Using her friend’s phone to take a group photo during her wedding dress fitting, Ana Paula (Martha Higareda) stumbles upon a photo of the friend and her fiancé in a jacuzzi. After a catfight ensues, she is now having second thoughts whether the marriage should push through or not. Her sister Daniela (Miriam Higareda) thinks it’s a bad idea, and tells her that she will boycott the celebration. Confused and with a tequila bottle at hand, she drives around Mexico City, crashes a wedding reception, and ends up unconscious on the back of a pick-up truck. When she regains consciousness, she finds out that she’s been taken all the way to the jungles of Quintana Roo where she meets Erick (Michel Brown), an Argentinian doctor who lives in a small Mayan community. Back in DF, the other sister comes to the rescue of Gustavo (Luis Gerardo Méndez), her BFF with whom she has been in love since she was seven. Being teased as gay by his family for never having a girlfriend, he rides along and joins the charade, until both of them start to feel that perhaps there really is something there all along.
Why is it that in almost every Mexican film I’ve seen in the last few months or so, either Juan Pablo Medina or Rocio Garcia is always part of the cast? Both of them have been ubiquitous so far, it makes you think that perhaps they are that friendly with everybody in the industry that everyone just loves casting them. Nothing, it’s just an observation. Not that it bothers me in anyway, as long as they portray their roles well.

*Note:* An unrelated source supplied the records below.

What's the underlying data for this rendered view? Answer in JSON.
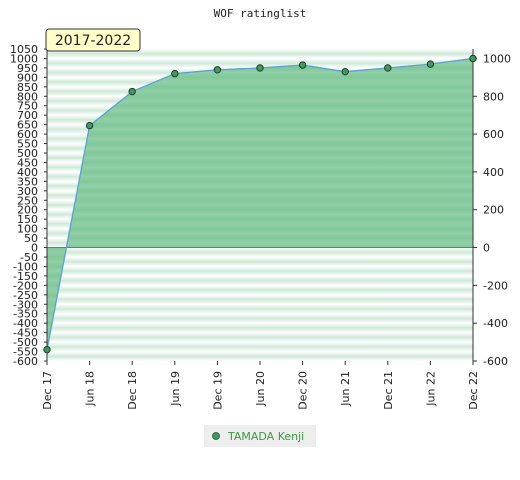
{
  "chart_data": {
    "type": "area",
    "title": "WOF ratinglist",
    "period_label": "2017-2022",
    "categories": [
      "Dec 17",
      "Jun 18",
      "Dec 18",
      "Jun 19",
      "Dec 19",
      "Jun 20",
      "Dec 20",
      "Jun 21",
      "Dec 21",
      "Jun 22",
      "Dec 22"
    ],
    "series": [
      {
        "name": "TAMADA Kenji",
        "values": [
          -540,
          645,
          825,
          920,
          940,
          950,
          965,
          930,
          950,
          970,
          1000
        ]
      }
    ],
    "y_left": {
      "ylim": [
        -600,
        1050
      ],
      "ticks": [
        -600,
        -550,
        -500,
        -450,
        -400,
        -350,
        -300,
        -250,
        -200,
        -150,
        -100,
        -50,
        0,
        50,
        100,
        150,
        200,
        250,
        300,
        350,
        400,
        450,
        500,
        550,
        600,
        650,
        700,
        750,
        800,
        850,
        900,
        950,
        1000,
        1050
      ]
    },
    "y_right": {
      "ylim": [
        -600,
        1050
      ],
      "ticks": [
        -600,
        -400,
        -200,
        0,
        200,
        400,
        600,
        800,
        1000
      ]
    },
    "grid": "horizontal bands",
    "legend_position": "bottom-center",
    "colors": {
      "fill": "#7cc797",
      "band_light": "#dff2e6",
      "line": "#5aa0d8",
      "marker": "#3f9a5e",
      "period_bg": "#fffdc8",
      "legend_bg": "#eeeeee",
      "legend_text": "#3a9a3a"
    }
  }
}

Seeing the film on the list of Mexico’s top-grossing movies, I guess I expected too much. The plot is completely recycled, and it seems like they took every rule from the rom-com handbook and just applied each and every one to the finished product. The storyline is so predictable that you can just see the ending coming from miles away. However, this does not mean to say that it’s not an enjoyable watch, because it actually is. It’s just that sometimes when you are presented with a material this cliché, you at least try to look for the crew’s effort to make it somehow stand out from the rest of the genre.
Well, there are some obvious attempts, and the best subplot is that of Quintana Roo’s Maya community. Sponsored in part by said state, almost half of the film showcases not just the natural beauty of the region, but also the culture of the indigenous people living there. We get to witness a traditional Maya wedding preparation, as well as the ceremony itself held beside an underground cenote. That particular scene is quite short, but magical nonetheless. But then again, that’s another rule lifted from the handbook: Bring the audience to a field trip to distract them from the rehashed plot.
As for the scenes with the other sister in Mexico City, it plays more like Meet the Parents, with the annoying brother-in-law being the exaggerated one who cracks corny jokes. There is chemistry between Higareda and Méndez, but the stereotypical rom-com formula treatment no longer leaves any room for excitement. But hey, at least they tried. The same thing can be said regarding the Quintana Roo subplot between the other Higareda and Brown. The good thing about this cast is that all four of them are attractive, which serves its purpose well as another worthwhile distraction.
What about social relevance? The film’s tagline happens to be: The wedding justifies the means. If you analyze the plot, it’s the other sister afraid of commitment who ends up getting married, while the other one who was dying to do so became more spontaneous and was okay with a more informal relationship with her new guy. The title itself says a lot: Go get married, whoever can. Maybe it’s an ode to the persisting disestablishment of marriage itself as an institution, on how people nowadays are more in love with the idea more than the person they are marrying. Given how it earned that much in the local box office, perhaps that’s how most Mexicans feel nowadays.